The Australian Patent Office has commenced a public consultation on their proposed changes to examination practice, as a result of the recent High Court decision in D’Arcy v Myriad Genetics Inc¹.

As reported in our earlier blog² the High Court unanimously decided that claims directed to an isolated nucleic acid coding for mutant or polymorphic BRCA1 polypeptide were not patentable subject matter.

Based on the High Court’s judgment, the proposed changes exclude from patent protection claims to the following:

  • Naturally occurring (human) nucleic acid sequences encoding polypeptides or functional fragments thereof – either isolated or synthesised
  • Naturally occurring (non-human) nucleic acid sequences encoding polypeptides or functional fragments thereof – either isolated or synthesised
  • cDNA
  • Naturally occurring human and non-human coding RNA – either isolated or synthesised.

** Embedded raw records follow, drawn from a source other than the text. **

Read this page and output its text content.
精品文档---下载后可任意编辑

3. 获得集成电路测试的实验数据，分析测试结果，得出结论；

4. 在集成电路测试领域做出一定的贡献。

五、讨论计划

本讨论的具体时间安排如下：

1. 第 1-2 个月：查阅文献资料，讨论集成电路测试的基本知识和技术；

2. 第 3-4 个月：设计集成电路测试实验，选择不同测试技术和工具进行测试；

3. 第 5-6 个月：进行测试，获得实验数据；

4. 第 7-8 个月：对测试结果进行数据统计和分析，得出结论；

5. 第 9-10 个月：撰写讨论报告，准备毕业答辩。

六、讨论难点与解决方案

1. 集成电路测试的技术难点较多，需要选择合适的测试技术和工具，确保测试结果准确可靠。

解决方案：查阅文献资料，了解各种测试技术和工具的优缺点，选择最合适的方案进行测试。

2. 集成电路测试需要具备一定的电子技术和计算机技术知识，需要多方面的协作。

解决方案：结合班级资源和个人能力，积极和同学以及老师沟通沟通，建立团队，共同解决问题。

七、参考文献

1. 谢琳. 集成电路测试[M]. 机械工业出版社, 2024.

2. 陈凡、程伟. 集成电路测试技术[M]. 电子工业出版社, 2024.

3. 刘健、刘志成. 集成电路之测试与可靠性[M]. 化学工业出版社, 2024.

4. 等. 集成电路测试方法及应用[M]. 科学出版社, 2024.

Whilst there had been concern that the High Court’s judgment would have implications for the patentability of naturally occurring materials more generally, it is clear from the proposed changes that this is not the case.  In this regard, the Patent Office proposes that all of the following will remain patentable subject matter.

  • Naturally occurring isolated regulatory DNA (e.g. promoters, enhancers, inhibitors, intergenic DNA)
  • Isolated non-coding (e.g. “Junk”) DNA
  • Isolated non-coding RNA (e.g. miRNA)
  • Naturally occurring isolated bacteria
  • Naturally occurring isolated virus
  • Isolated polypeptides
  • Synthesised/modified polypeptides
  • Isolated polyclonal antibodies
  • Chemical molecules purified from natural sources (e.g. new chemical entities, antibiotics, small molecules)
  • Isolated cells
  • Isolated stem cells
  • Probes
  • Primers
  • Isolated interfering/inhibitory nucleic acids (e.g. antisense, ribozymes)
  • Monoclonal antibodies
  • Fusion/chimeric nucleic acids
  • Transgene comprising naturally occurring gene sequences
  • Vectors/microorganisms/animals/plants comprising a transgene

Interested parties have until 6 November 2015 to lodge comments on the proposed changes.  Comments can be sent to the secretariat for the Patents Consultation Group at mdb-patents-consultation-group@ipaustralia.gov.au.

Examination of applications having claims that are impacted by the High Court’s decision will be placed on hold pending finalisation of the proposed changes.